Oysters and mussels, for example, can suffer, like corals, from the decrease in the concentration of calcium carbonate, a chemical element essential to the construction of their shell. The researchers were able to demonstrate that molluscs, placed in more acidic conditions, have a thinner and lighter shell, suggesting less resistance to predation and shocks (waves or shellfish handling).
For the first time, a scientific project is also endeavoring to study the combined effects of global warming and acidification on several generations of bivalves from northern Brittany to the Mediterranean.
Although recent, the international community’s awareness of the primary role of the ocean in climate and biodiversity issues is real today. The rise in power of ocean sciences is asserting itself as a necessity to preserve an ecosystem in the process of degradation.
Sign of this new dynamic: the development of marine protected areas, the creation of governance structures such as IPBES or the UN Intergovernmental Conference on Marine Biodiversity in the High Seas (outside national jurisdictions). This is also evidenced by the publication of a special IPCC report devoted to the oceans and the cryosphere, or the continuous increase in the number of scientific publications relating to this field.

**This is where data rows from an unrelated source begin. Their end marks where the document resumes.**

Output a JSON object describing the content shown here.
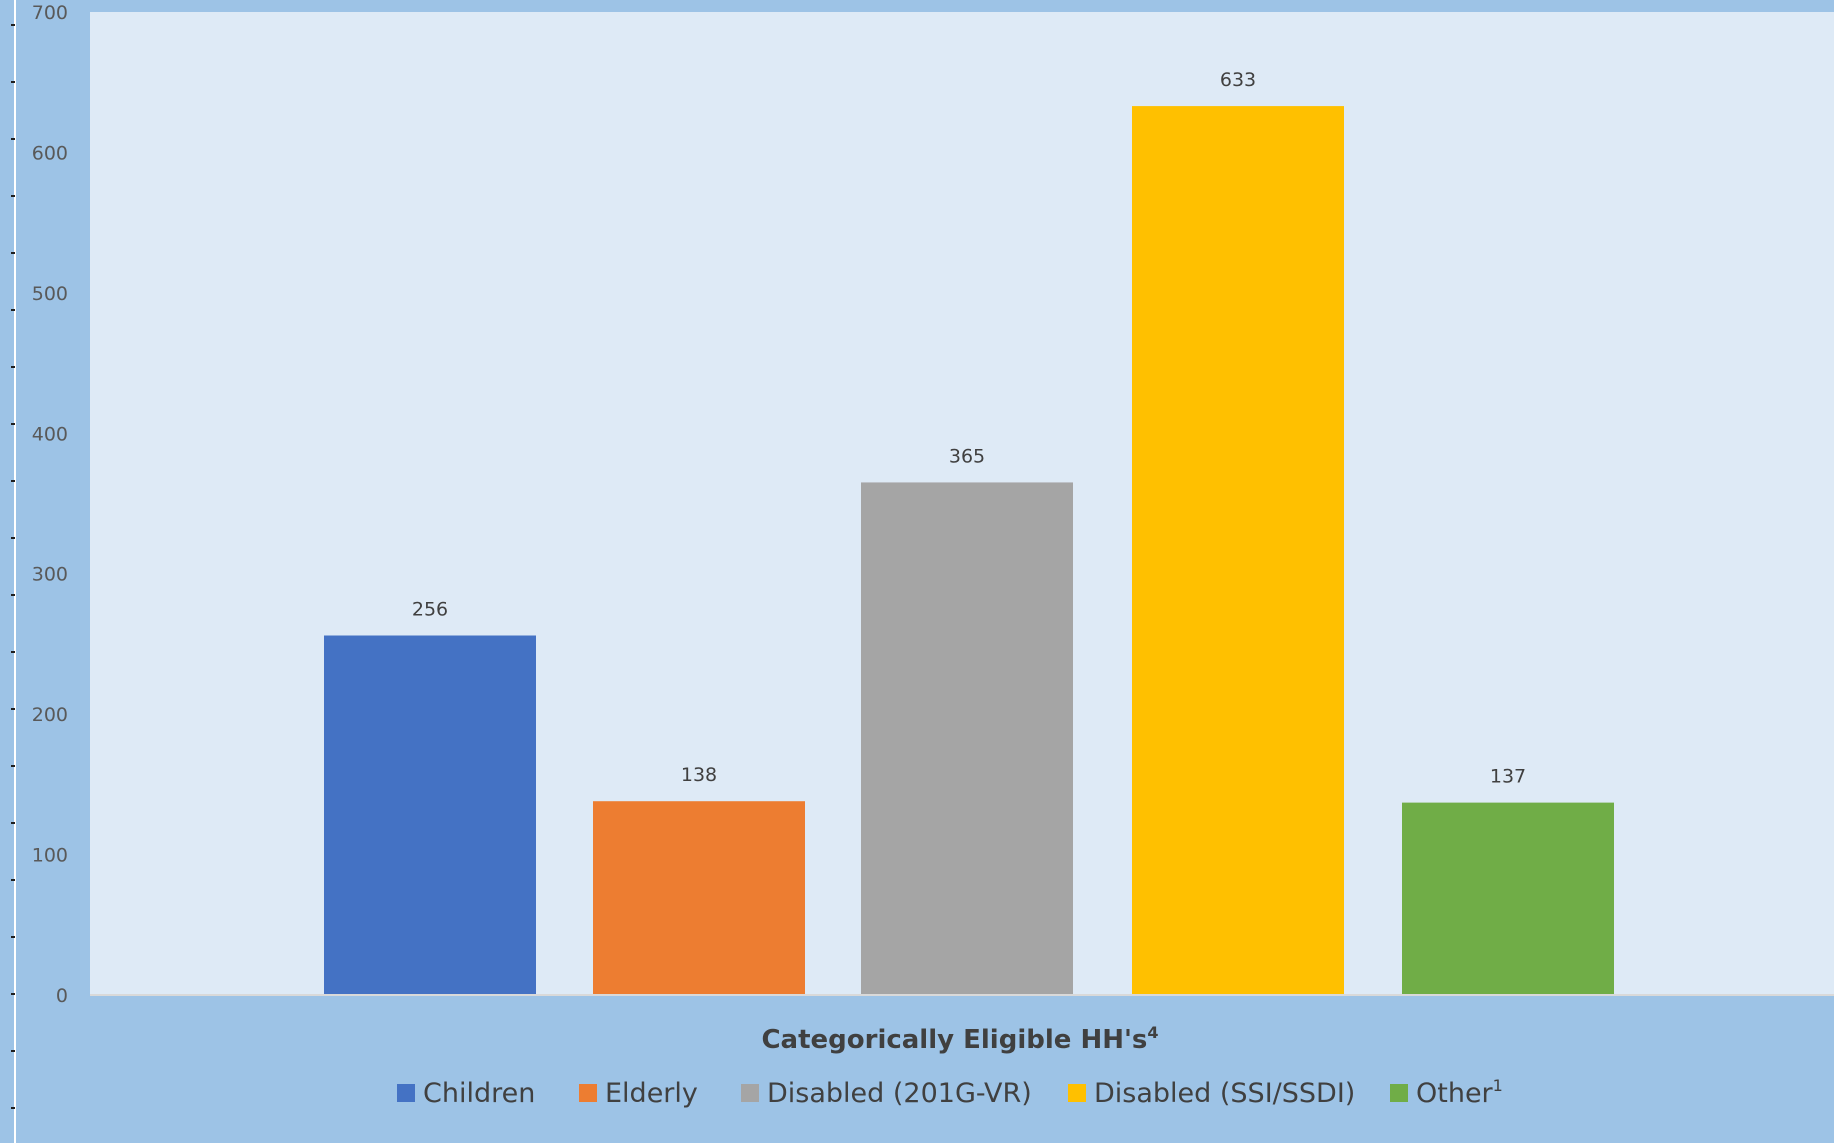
{
  "chart_data": {
    "type": "bar",
    "categories": [
      "Children",
      "Elderly",
      "Disabled (201G-VR)",
      "Disabled (SSI/SSDI)",
      "Other"
    ],
    "values": [
      256,
      138,
      365,
      633,
      137
    ],
    "data_labels": [
      "256",
      "138",
      "365",
      "633",
      "137"
    ],
    "xlabel": "Categorically Eligible HH's",
    "xlabel_superscript": "4",
    "ylim": [
      0,
      700
    ],
    "yticks": [
      0,
      100,
      200,
      300,
      400,
      500,
      600,
      700
    ],
    "grid": false,
    "legend_position": "bottom",
    "legend": [
      {
        "label": "Children",
        "sup": ""
      },
      {
        "label": "Elderly",
        "sup": ""
      },
      {
        "label": "Disabled (201G-VR)",
        "sup": ""
      },
      {
        "label": "Disabled (SSI/SSDI)",
        "sup": ""
      },
      {
        "label": "Other",
        "sup": "1"
      }
    ],
    "colors": [
      "#4472C4",
      "#ED7D31",
      "#A5A5A5",
      "#FFC000",
      "#70AD47"
    ],
    "background_color": "#9DC3E6",
    "plot_area_color": "#DEEAF6"
  }
}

The United Nations Decade of Ocean Science for Sustainable Development, proclaimed by the UN in 2021, is another important milestone to unite the international scientific community, governments and civil society around the search for transformative change. for the conservation and sustainable use of the seas.

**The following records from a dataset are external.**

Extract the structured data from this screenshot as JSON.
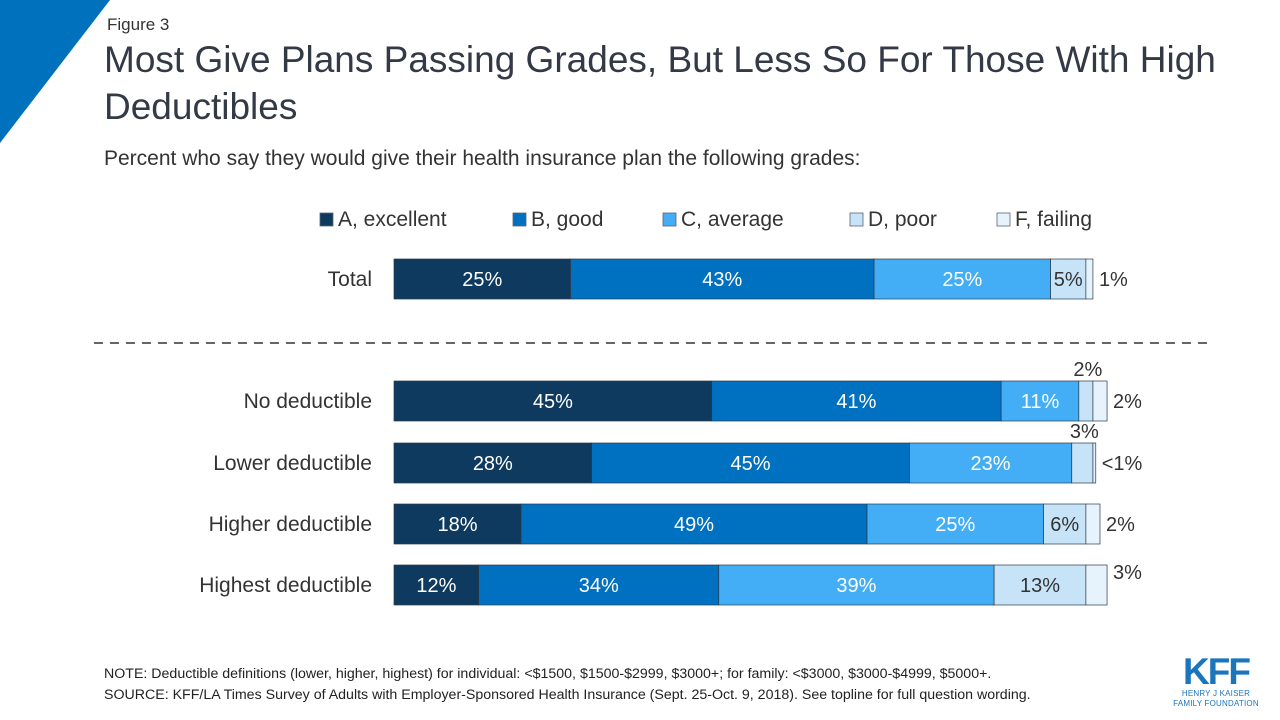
{
  "figure_label": "Figure 3",
  "title": "Most Give Plans Passing Grades, But Less So For Those With High Deductibles",
  "subtitle": "Percent who say they would give their health insurance plan the following grades:",
  "colors": {
    "accent": "#0071bc",
    "series": [
      "#0f3a5f",
      "#0071c1",
      "#43aef5",
      "#c6e3f8",
      "#e6f3fd"
    ]
  },
  "chart_data": {
    "type": "bar",
    "orientation": "horizontal",
    "stacked": true,
    "xlim": [
      0,
      100
    ],
    "legend_position": "top",
    "categories": [
      "Total",
      "No deductible",
      "Lower deductible",
      "Higher deductible",
      "Highest deductible"
    ],
    "series": [
      {
        "name": "A, excellent",
        "values": [
          25,
          45,
          28,
          18,
          12
        ],
        "labels": [
          "25%",
          "45%",
          "28%",
          "18%",
          "12%"
        ]
      },
      {
        "name": "B, good",
        "values": [
          43,
          41,
          45,
          49,
          34
        ],
        "labels": [
          "43%",
          "41%",
          "45%",
          "49%",
          "34%"
        ]
      },
      {
        "name": "C, average",
        "values": [
          25,
          11,
          23,
          25,
          39
        ],
        "labels": [
          "25%",
          "11%",
          "23%",
          "25%",
          "39%"
        ]
      },
      {
        "name": "D, poor",
        "values": [
          5,
          2,
          3,
          6,
          13
        ],
        "labels": [
          "5%",
          "2%",
          "3%",
          "6%",
          "13%"
        ]
      },
      {
        "name": "F, failing",
        "values": [
          1,
          2,
          0.4,
          2,
          3
        ],
        "labels": [
          "1%",
          "2%",
          "<1%",
          "2%",
          "3%"
        ]
      }
    ]
  },
  "footer": {
    "note": "NOTE: Deductible definitions (lower, higher, highest) for individual: <$1500, $1500-$2999, $3000+; for family: <$3000, $3000-$4999, $5000+.",
    "source": "SOURCE: KFF/LA Times Survey of Adults with Employer-Sponsored Health Insurance (Sept. 25-Oct. 9, 2018). See topline for full question wording."
  },
  "logo": {
    "mark": "KFF",
    "line1": "HENRY J KAISER",
    "line2": "FAMILY FOUNDATION"
  }
}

Oysters and mussels, for example, can suffer, like corals, from the decrease in the concentration of calcium carbonate, a chemical element essential to the construction of their shell. The researchers were able to demonstrate that molluscs, placed in more acidic conditions, have a thinner and lighter shell, suggesting less resistance to predation and shocks (waves or shellfish handling).

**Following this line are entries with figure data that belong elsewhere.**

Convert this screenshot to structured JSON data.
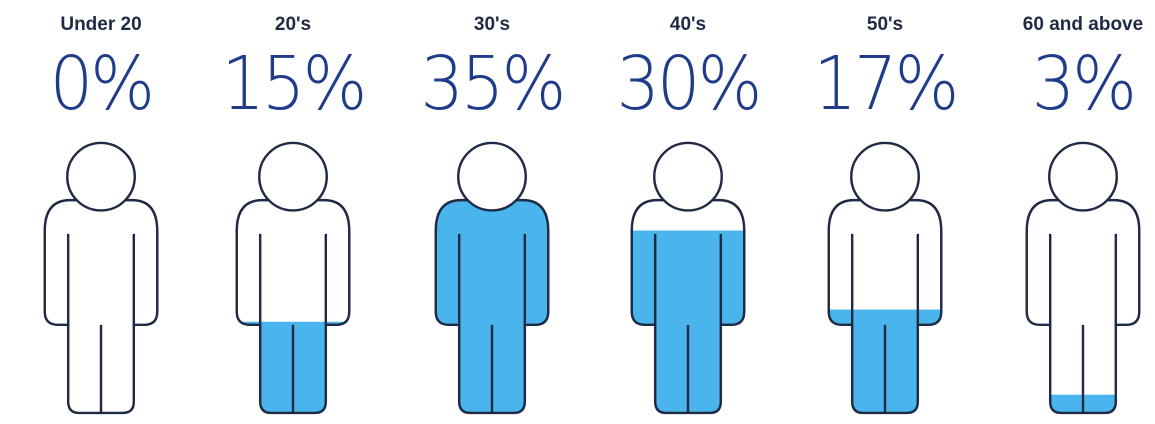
{
  "colors": {
    "fill": "#4ab4ec",
    "outline": "#1f2a44",
    "percent_text": "#1f3b8a",
    "label_text": "#1f2a44"
  },
  "icon": "person-icon",
  "chart_data": {
    "type": "bar",
    "categories": [
      "Under 20",
      "20's",
      "30's",
      "40's",
      "50's",
      "60 and above"
    ],
    "values": [
      0,
      15,
      35,
      30,
      17,
      3
    ],
    "value_labels": [
      "0%",
      "15%",
      "35%",
      "30%",
      "17%",
      "3%"
    ],
    "ylim": [
      0,
      35
    ],
    "grid": false,
    "legend": "none"
  }
}
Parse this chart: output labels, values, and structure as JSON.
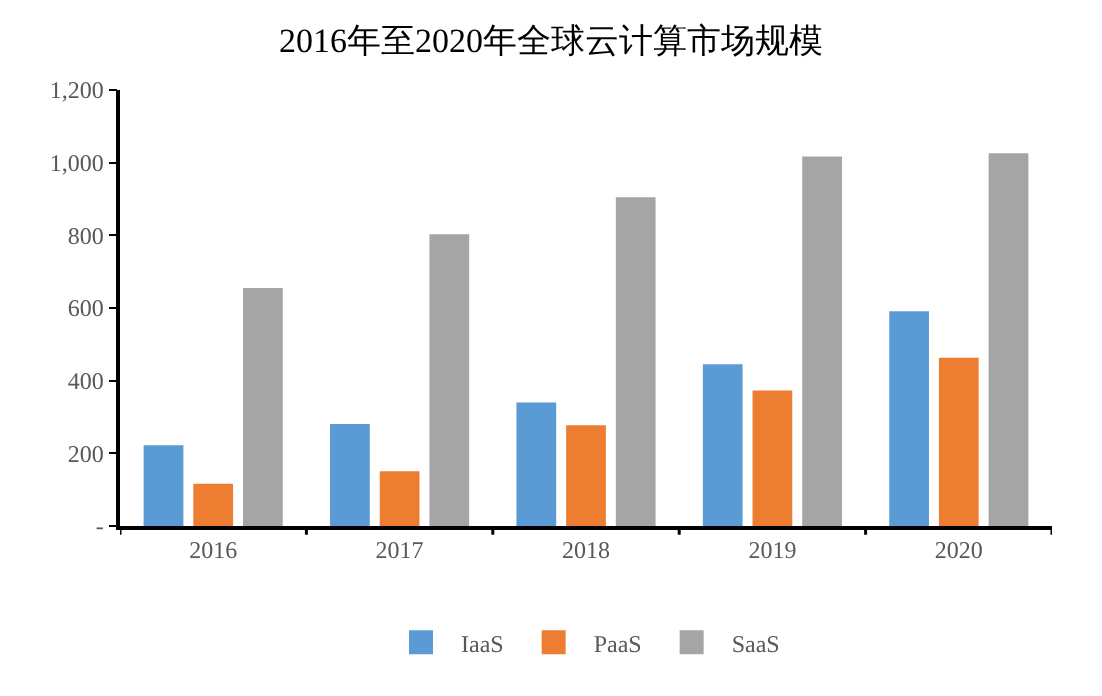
{
  "chart_data": {
    "type": "bar",
    "title": "2016年至2020年全球云计算市场规模",
    "categories": [
      "2016",
      "2017",
      "2018",
      "2019",
      "2020"
    ],
    "series": [
      {
        "name": "IaaS",
        "color": "#5b9bd5",
        "values": [
          222,
          281,
          340,
          445,
          591
        ]
      },
      {
        "name": "PaaS",
        "color": "#ed7d31",
        "values": [
          116,
          151,
          277,
          373,
          463
        ]
      },
      {
        "name": "SaaS",
        "color": "#a5a5a5",
        "values": [
          655,
          803,
          905,
          1017,
          1026
        ]
      }
    ],
    "ylim": [
      0,
      1200
    ],
    "yticks": [
      {
        "value": 0,
        "label": "-"
      },
      {
        "value": 200,
        "label": "200"
      },
      {
        "value": 400,
        "label": "400"
      },
      {
        "value": 600,
        "label": "600"
      },
      {
        "value": 800,
        "label": "800"
      },
      {
        "value": 1000,
        "label": "1,000"
      },
      {
        "value": 1200,
        "label": "1,200"
      }
    ],
    "grid": false,
    "legend": "bottom"
  }
}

For the first time, a scientific project is also endeavoring to study the combined effects of global warming and acidification on several generations of bivalves from northern Brittany to the Mediterranean.
Although recent, the international community’s awareness of the primary role of the ocean in climate and biodiversity issues is real today. The rise in power of ocean sciences is asserting itself as a necessity to preserve an ecosystem in the process of degradation.
Sign of this new dynamic: the development of marine protected areas, the creation of governance structures such as IPBES or the UN Intergovernmental Conference on Marine Biodiversity in the High Seas (outside national jurisdictions). This is also evidenced by the publication of a special IPCC report devoted to the oceans and the cryosphere, or the continuous increase in the number of scientific publications relating to this field.
The United Nations Decade of Ocean Science for Sustainable Development, proclaimed by the UN in 2021, is another important milestone to unite the international scientific community, governments and civil society around the search for transformative change. for the conservation and sustainable use of the seas.
In October 2021, the One Ocean Science international campaign pursued this same goal by bringing together scientists from 37 research organizations and 33 countries to echo the essential role that ocean science must play in better understanding and protecting the environment. ocean.
It is this same wake that the One Ocean Summit to be held in Brest this week is forging, in the presence of scientists who are experts in these issues and Heads of State, with a common ambition: that the ocean is no longer just a source of global concern, but also an open door to new solutions.